Por Guillermo Piro |
Hay una escena de Los Soprano que es imposible que quien la
haya visto no recuerde. Bastaría decir pocas palabras, “la escena de la gorrita
de golf”, para que estas personas sepan de qué estoy hablando. El héroe de la
serie, Tony Soprano, está cenando en un
restaurante junto a su amigo Artie Bucco. Artie habla y Tony presta atención a
un comensal que está sentado en el otro extremo hablando con una muchacha y que
lleva puesta una gorra de béisbol.
La cosa inquieta a Tony y se lo comenta a
Artie. “Míralo a ése, ¿cómo puede llevar gorra en un buen restaurante como
éste?” Artie está de acuerdo: es inadmisible, se han perdido los viejos
valores. Tony quiere hablar de otra cosa, pero su atención vuelve a dirigirse
al cretino con la gorra puesta. Tony se pone de pie y se dirige al sujeto y lo
conmina: “Sácate la gorra”, a lo que el sujeto replica “¿Cómo dice?” Es lo que
preguntaría cualquiera que no supiera quién es Tony Soprano, así que nadie lo
culpa por eso, pero Tony agrega: “Aquí no venden panchos”, y ahora sí el sujeto dice una estupidez
inclasificable, algo así como “La gorra es mía y me la pongo donde quiero”, y
esta vez Tony se limita a mirarlo, hasta que el tipo de la gorra accede a
sacársela. Tony saluda y vuelve a su mesa.

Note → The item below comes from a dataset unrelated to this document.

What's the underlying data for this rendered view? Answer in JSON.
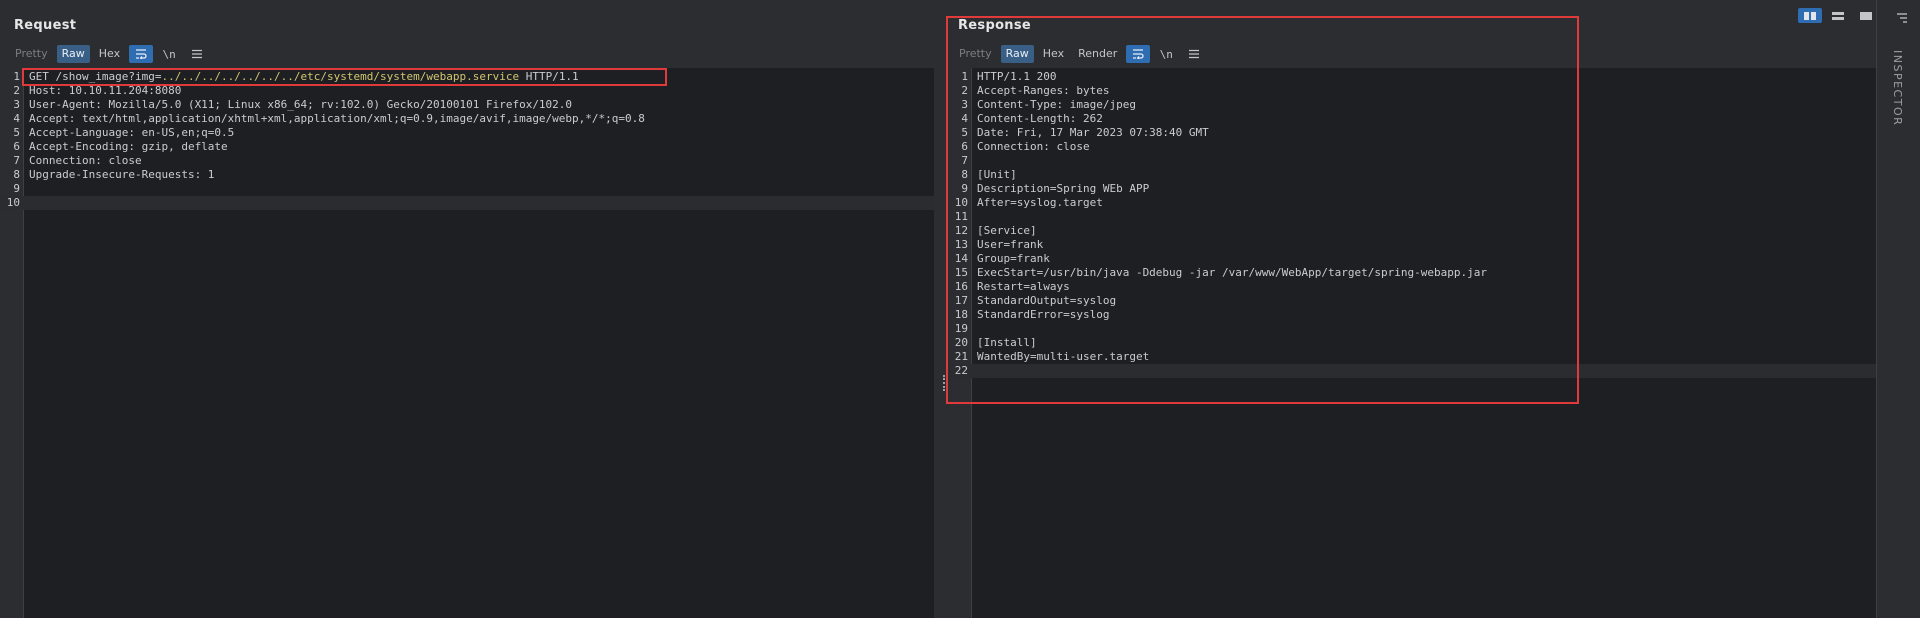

Recordé esta escena el lunes cuando supe que el domingo
pasado Emmanuel Carrère estuvo en el Teatro Parenti de Milán presentando la
traducción italiana de su nueva novela, Propizio è avere ove recarsi, o sea Es
propicio tener a dónde ir, frase que parece salida del I Ching y que precisamente
salió del I Ching. La presentación consistió en una conversación del autor con
el escritor Andrea Bajani y la traductora Sonia Folin. Las presentaciones de
libros tienen carácter universal, no difieren mucho una presentación en Nueva
York y una en Johannesburgo, del mismo modo que son universales los textos de
contratapa, que parecen estar escritos siempre, en todo el mundo, por la misma
persona. Es de creer que en algún momento los italianos se dignarán a hablar de
la novela, porque hasta ahora lo que atrajo absolutamente su atención fueron
los zapatos que llevaba puestos Carrère: un calzado completamente inadecuado
para la ocasión, algo que en Italia se conoce con el nombre de clarks, y por
extensión, los símil clarks, que nosotros conocemos con el más autóctono de
“botitas de gamuza”, o más sencillamente “botita”, que no necesariamente debe
ser de gamuza sino que puede ser también de cuero. Al parecer sólo la empresa
británica Clarks es la que sigue fabricando esa porquería, pero hay imitaciones
por todos lados. Y aunque aquí no suele ser un calzado que llame mucho la
atención, en Italia es de uso prácticamente exclusivo de los ancianos sin
ambiciones ni vanidades, que los compran para estar cómodos en casa –porque
hasta los ancianos sin ambiciones ni vanidades se cuidan de usar esos zapatos
en la calle.
Los italianos en general, pero los milaneses en particular,
no se visten de cualquier modo. Una amiga de visita en Milán me dice: “Milán es
una ciudad bastante fea, gris. Pero vi mucha gente muy emperifollada. Eso sí
que es algo que no heredó la Argentina, donde todo el mundo se viste como el
orto. Acá hasta en el pueblo más perdido se visten bien”. Es verdad: un
mecánico de motos milanés se viste mejor que el gerente de un banco porteño o
el director de un diario. Y no se trata de recursos: se trata de una relación
distinta con la belleza. Porque quien se viste bien es solidario con el mundo
que lo rodea. Pero también consigo mismo. Si Carrère no hubiese llevado esos
zapatos horripilantes es probable que el domingo pasado, en Milán, los que
asistieron al Teatro Parenti hubiesen podido prestar atención a lo que decía.